A blazar is a type of quasar viewed almost directly along its jet, making it appear brighter than most other cosmic objects. Quasars themselves are the luminous cores of galaxies, where supermassive black holes feed on vast amounts of surrounding matter. This matter forms an accretion disk so dense and hot that it shines across the universe, while magnetic fields channel charged particles into jets traveling at nearly the speed of light.

OJ 287, however, defies expectations. Astronomers have been monitoring its fluctuating brightness for around 150 years, uncovering two distinct cycles: one lasting roughly 60 years and another repeating every 12 years. Scientists believe the shorter cycle is caused by a second black hole, roughly 150 million times the mass of the sun, orbiting an even larger primary black hole estimated to weigh in at a staggering 18.35 billion solar masses.

Every 12 years, the smaller black hole plunges through the accretion disk of its massive companion. This dramatic interaction briefly transforms OJ 287 into a double quasar, as the secondary black hole forms its own temporary accretion disk and jet.

The Bent Jet and What it Reveals

The most recent breakthrough came through an unprecedented radio observation of OJ 287, carried out by a network of telescopes including the Very Long Baseline Array (VLBA) in the United States and the Russian RadioAstron satellite. By linking these instruments between 2014 and 2017, astronomers effectively created a virtual telescope five times the diameter of Earth, allowing them to resolve a region just one-third of a light-year across.

The resulting image revealed that the jet is not straight but bent at three distinct points. According to lead researcher Efthalia Traianou of Heidelberg University, “We have never before observed a structure in the OJ 287 galaxy at the level of details seen in the new image.” The team also discovered that the jet’s orientation shifts by about 30 degrees close to its origin, likely due to the gravitational influence of the second black hole.

This gravitational tug could explain the jet’s unusual precession and even its violent outbursts. A shock wave detected within the jet was found to emit an intense stream of gamma rays, recorded by NASA’s Fermi Space Telescope and the Swift mission. Some portions of the jet appear to radiate at an astonishing 10 trillion degrees Celsius, although scientists attribute this to relativistic beaming, where objects moving near light speed appear far brighter and hotter from our vantage point.

A Gateway To Gravitational Wave Research

As Traianou explained, “Its special properties make the galaxy an ideal candidate for further research into merging black holes and the associated gravitational waves.” While the two massive black holes in OJ 287 are expected to merge eventually, the event is not imminent.

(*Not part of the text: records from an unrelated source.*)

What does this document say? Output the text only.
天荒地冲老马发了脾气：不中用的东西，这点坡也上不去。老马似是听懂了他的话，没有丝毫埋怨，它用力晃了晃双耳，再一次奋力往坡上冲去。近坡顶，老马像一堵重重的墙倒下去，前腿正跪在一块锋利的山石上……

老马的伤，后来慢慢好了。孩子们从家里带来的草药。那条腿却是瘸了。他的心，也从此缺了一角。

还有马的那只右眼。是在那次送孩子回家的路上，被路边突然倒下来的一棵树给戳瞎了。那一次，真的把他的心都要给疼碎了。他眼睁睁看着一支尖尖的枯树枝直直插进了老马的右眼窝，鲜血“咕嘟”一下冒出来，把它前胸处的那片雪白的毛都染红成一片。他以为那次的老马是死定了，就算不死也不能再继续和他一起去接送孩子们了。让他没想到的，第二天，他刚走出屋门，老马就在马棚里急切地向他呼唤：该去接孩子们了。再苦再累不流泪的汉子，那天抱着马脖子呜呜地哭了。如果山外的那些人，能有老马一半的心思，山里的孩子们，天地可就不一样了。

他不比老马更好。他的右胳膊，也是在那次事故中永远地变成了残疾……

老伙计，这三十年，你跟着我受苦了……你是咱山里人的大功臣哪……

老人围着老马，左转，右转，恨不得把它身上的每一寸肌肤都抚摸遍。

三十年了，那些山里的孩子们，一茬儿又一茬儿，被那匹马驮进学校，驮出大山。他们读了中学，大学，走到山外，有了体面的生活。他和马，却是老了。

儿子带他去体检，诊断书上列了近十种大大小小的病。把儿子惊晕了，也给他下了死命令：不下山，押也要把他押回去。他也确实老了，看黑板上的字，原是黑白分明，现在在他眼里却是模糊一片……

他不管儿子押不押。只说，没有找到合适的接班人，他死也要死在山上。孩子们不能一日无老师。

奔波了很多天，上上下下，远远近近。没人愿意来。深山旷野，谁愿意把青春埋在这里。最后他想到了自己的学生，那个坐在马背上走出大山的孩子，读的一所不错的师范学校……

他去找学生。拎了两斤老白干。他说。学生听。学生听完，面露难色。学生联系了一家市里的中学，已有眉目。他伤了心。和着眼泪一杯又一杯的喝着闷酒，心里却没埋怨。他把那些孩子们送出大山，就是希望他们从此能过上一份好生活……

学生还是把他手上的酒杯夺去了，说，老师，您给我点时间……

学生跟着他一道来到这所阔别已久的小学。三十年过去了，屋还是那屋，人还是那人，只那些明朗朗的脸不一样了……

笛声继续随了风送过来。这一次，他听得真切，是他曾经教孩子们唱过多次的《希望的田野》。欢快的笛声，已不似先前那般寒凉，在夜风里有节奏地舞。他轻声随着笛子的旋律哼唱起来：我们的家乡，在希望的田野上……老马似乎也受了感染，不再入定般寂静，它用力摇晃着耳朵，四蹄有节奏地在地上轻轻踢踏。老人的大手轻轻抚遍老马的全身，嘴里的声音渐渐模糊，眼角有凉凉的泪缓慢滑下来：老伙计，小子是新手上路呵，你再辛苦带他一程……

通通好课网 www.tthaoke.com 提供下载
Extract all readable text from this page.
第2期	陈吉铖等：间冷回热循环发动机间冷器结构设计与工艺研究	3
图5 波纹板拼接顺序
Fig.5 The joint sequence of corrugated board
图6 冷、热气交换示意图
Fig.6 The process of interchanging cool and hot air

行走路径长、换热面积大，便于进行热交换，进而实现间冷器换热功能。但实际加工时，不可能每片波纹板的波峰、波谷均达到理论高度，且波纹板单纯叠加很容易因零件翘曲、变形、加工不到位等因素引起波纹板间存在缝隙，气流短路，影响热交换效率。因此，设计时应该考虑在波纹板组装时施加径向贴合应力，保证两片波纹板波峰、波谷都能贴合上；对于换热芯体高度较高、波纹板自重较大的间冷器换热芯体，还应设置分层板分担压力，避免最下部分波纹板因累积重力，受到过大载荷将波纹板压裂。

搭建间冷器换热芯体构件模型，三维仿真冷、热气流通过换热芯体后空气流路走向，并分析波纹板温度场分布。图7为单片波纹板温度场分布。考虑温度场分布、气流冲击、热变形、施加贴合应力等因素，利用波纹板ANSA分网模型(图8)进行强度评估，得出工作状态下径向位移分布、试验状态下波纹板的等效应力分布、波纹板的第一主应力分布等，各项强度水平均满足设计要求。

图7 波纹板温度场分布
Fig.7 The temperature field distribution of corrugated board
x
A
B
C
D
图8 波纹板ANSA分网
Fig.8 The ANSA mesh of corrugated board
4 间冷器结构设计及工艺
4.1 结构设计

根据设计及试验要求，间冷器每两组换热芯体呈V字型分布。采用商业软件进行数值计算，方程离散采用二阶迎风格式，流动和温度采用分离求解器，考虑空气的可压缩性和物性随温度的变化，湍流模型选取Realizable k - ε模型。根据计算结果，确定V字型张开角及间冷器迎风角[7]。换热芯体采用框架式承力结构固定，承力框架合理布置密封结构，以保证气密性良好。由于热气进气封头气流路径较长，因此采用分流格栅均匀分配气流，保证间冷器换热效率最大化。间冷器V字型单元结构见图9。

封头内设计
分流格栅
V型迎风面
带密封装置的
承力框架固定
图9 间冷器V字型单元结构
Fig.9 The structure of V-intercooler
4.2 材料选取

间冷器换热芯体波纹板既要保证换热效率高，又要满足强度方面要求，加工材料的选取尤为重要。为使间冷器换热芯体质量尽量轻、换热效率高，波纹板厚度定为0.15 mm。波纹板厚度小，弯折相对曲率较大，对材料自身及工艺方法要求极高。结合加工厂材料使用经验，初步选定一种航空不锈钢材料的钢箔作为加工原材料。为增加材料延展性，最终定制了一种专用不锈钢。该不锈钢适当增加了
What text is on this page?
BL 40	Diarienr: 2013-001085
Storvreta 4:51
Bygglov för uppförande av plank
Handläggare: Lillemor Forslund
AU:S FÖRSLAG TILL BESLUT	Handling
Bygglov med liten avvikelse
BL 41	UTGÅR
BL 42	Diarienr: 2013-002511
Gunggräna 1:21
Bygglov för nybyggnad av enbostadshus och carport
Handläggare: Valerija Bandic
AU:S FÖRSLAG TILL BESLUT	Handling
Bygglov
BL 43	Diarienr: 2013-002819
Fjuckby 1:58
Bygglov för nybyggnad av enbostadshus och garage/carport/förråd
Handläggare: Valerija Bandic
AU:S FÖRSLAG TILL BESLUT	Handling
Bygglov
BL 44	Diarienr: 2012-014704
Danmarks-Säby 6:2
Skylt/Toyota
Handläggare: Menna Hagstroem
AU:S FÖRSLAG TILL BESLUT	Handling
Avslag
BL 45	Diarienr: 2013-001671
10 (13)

In the meantime, their slow inspiral is likely generating faint, long-wavelength gravitational waves that are beyond the reach of current detectors. Instead, astronomers are turning to pulsar timing arrays, which monitor the precise radio signals of pulsars to detect tiny disturbances caused by passing gravitational waves.

The European Space Agency’s Laser Interferometer Space Antenna (LISA), expected to launch in the mid-2030s, could enable scientists to directly detect the merger of supermassive black holes such as those in OJ 287.